Inside (the Beltway) ScoopBy: Benjamin Krinsky
Thursday, March 29, 2018
Congress passes FY 2018 omnibus spending bill with large increases for research funding.
On March 23, after months of negotiations and a last-minute veto threat by the president, the fiscal year (FY) 2018 omnibus spending bill (H.R. 1625) was signed into law.
Over the course of the previous day, the bill had passed the House by a vote of 256-167 and the Senate 65-32. The $1.3 trillion measure adheres to the new discretionary spending levels codified in the Bipartisan Budget Act of 2018 that became law in mid-February.
Research funding agencies are among the many programs that see their budgets rise in the new spending measure, as summarized here:
|Agency||FY 2017 Funding Level||FY 2018 Funding Level (Omnibus)||Change from FY 2017-FY 2018|
|National Institutes of Health (NIH)||$34.08 billion||$37.08 billion||+$3 billion (+8.8%)|
|National Science Foundation (NSF)||$7.47 billion||$7.8 billion||+$295 million (+4.1%)|
|Department of Energy Office of Science||$5.39 billion||$6.26 billion||+$868 million (+16%)|
|Veterans Administration Medical & Prosthetic Research Initiative||$675 million||$722 million||+$47 million (+7%)|
|USDA Agriculture and Food Research Initiative||$375 million||$400 million||+$25 million (+6.6%)|
Within the $37 billion NIH budget, Congress directs the agency to spend $496 million on various scientific initiatives specified by the 21st Century Cures Act – including cancer research, precision medicine, regenerative medicine, and neurobiology research – as well as $500 million on research to combat the opioid epidemic. In report language accompanying the bill, lawmakers also highlight funding increases for antibiotic resistance and Alzheimer’s research, and the development of a universal influenza vaccine.
The omnibus report also contains language pertaining to several NIH policies. The report lauds NIH efforts to increase transparency and regulatory oversight via the recent proposed changes to the definition of clinical trials.
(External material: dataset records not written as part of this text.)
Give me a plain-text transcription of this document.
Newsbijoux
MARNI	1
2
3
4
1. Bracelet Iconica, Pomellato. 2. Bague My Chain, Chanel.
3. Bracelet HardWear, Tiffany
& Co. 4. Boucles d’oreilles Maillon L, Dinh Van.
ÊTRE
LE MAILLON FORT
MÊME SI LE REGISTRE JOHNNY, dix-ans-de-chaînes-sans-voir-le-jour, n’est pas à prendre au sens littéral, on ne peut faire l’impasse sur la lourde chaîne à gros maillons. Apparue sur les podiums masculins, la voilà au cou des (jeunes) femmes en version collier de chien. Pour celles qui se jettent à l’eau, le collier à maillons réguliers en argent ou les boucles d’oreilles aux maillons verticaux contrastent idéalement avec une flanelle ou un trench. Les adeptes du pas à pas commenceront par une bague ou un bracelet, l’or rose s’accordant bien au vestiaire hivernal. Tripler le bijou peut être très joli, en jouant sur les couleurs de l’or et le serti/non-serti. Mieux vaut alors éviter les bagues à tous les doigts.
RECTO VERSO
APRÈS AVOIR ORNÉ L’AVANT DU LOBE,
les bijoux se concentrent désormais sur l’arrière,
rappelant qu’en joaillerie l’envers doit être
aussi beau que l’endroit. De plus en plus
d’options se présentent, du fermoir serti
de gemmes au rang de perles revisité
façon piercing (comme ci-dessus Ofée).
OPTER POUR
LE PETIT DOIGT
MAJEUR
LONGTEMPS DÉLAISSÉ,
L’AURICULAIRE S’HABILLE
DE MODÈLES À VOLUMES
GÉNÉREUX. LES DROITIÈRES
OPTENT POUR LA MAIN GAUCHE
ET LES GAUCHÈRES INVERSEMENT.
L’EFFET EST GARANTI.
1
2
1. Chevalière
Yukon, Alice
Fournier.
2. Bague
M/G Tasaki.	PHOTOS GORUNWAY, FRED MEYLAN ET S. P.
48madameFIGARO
But in light of concerns that the definition change could adversely affect fundamental research involving human participants, Congress directs NIH to delay enforcement of its new policy, and asks NIH to seek additional feedback from the research community to inform the most suitable reporting standards for this expanded range of projects. For projects that would have been considered clinical trials under the prior definition, the new policy goes into effect immediately.
Language pertaining to facilities and administrative costs at research institutions is also included. In response to recent proposals by the administration to cap the federal government reimbursement rate for these costs, the new law prohibits NIH from deviating from its current reimbursement methodologies.
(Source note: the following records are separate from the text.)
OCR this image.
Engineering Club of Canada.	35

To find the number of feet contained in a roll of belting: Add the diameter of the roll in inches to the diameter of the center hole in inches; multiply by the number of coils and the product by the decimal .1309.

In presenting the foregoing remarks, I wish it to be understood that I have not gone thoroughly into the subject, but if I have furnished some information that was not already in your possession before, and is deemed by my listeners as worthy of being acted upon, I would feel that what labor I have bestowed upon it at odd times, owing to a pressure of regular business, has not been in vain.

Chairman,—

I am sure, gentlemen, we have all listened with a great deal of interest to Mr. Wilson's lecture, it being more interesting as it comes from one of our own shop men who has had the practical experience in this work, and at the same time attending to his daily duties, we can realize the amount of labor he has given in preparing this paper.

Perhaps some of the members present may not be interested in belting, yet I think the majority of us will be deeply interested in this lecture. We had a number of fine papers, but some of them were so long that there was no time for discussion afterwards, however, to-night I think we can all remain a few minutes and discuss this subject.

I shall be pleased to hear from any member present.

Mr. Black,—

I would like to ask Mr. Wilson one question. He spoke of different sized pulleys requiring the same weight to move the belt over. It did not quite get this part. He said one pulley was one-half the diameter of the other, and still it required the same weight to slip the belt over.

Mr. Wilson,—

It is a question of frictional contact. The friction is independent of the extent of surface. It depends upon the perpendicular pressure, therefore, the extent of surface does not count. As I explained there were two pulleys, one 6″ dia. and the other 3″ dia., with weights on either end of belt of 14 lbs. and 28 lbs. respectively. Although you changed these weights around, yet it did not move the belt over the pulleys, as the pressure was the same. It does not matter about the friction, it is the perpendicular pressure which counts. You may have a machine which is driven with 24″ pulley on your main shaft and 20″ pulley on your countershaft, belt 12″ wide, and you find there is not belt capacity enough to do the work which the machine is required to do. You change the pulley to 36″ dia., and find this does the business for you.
NSF also receives a substantial increase in the new spending bill. The Research and Related Activities (R&RA) account, which funds the lion’s share of NSF research grants, grows to $6.33 billion, an increase of approximately $300 million. The law also includes increased funding for the Foundation’s educational programs. In contrast, in a compromise between the House and the Senate, the measure includes a small budget reduction for the construction of three research vessels.
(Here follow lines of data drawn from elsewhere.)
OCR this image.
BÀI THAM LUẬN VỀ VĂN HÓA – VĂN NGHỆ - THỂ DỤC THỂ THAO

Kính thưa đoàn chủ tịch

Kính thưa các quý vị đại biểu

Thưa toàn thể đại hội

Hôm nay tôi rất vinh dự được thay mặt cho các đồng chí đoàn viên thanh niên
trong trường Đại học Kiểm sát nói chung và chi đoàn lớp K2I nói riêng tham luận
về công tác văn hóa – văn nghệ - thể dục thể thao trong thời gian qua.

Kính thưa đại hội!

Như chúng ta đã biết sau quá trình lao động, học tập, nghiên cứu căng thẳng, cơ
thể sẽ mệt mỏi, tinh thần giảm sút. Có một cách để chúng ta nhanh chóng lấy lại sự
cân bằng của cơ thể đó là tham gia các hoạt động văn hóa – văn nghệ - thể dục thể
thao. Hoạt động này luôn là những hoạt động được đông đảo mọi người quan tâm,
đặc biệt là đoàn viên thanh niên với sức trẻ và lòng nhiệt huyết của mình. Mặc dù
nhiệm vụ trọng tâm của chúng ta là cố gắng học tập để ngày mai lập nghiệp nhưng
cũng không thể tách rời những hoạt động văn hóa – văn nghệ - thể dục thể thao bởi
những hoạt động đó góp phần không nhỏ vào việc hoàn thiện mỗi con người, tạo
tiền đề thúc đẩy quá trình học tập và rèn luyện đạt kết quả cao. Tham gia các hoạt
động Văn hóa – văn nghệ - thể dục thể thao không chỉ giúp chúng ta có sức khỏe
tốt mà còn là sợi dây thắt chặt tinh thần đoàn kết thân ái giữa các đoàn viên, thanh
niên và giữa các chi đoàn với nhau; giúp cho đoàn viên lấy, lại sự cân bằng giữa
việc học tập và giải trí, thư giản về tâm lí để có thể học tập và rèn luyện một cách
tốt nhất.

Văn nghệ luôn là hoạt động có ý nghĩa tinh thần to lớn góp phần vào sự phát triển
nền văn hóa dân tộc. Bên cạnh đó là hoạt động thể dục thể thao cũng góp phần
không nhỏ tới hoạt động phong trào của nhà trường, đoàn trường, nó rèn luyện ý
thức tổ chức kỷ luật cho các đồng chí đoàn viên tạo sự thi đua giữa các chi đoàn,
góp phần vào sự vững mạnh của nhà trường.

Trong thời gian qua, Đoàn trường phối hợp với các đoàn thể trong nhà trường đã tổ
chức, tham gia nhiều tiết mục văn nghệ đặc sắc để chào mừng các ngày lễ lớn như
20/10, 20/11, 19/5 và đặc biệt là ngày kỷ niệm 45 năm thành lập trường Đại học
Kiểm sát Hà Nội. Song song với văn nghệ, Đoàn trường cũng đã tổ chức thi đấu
The NSF report language is largely free of prescriptive policy directives. Among the topics mentioned, Congress directs NSF to complete repairs on hurricane-damaged research facilities and to apprise congressional committees as the Foundation moves ahead with planned divestments in instruments and equipment.
Having finished the FY 2018 budget, Members of Congress departed Washington for the Easter and Passover recess. When they return the week of April 8, appropriators will turn their attention to the FY 2019 budget as the political world barrels toward the 2018 midterm elections.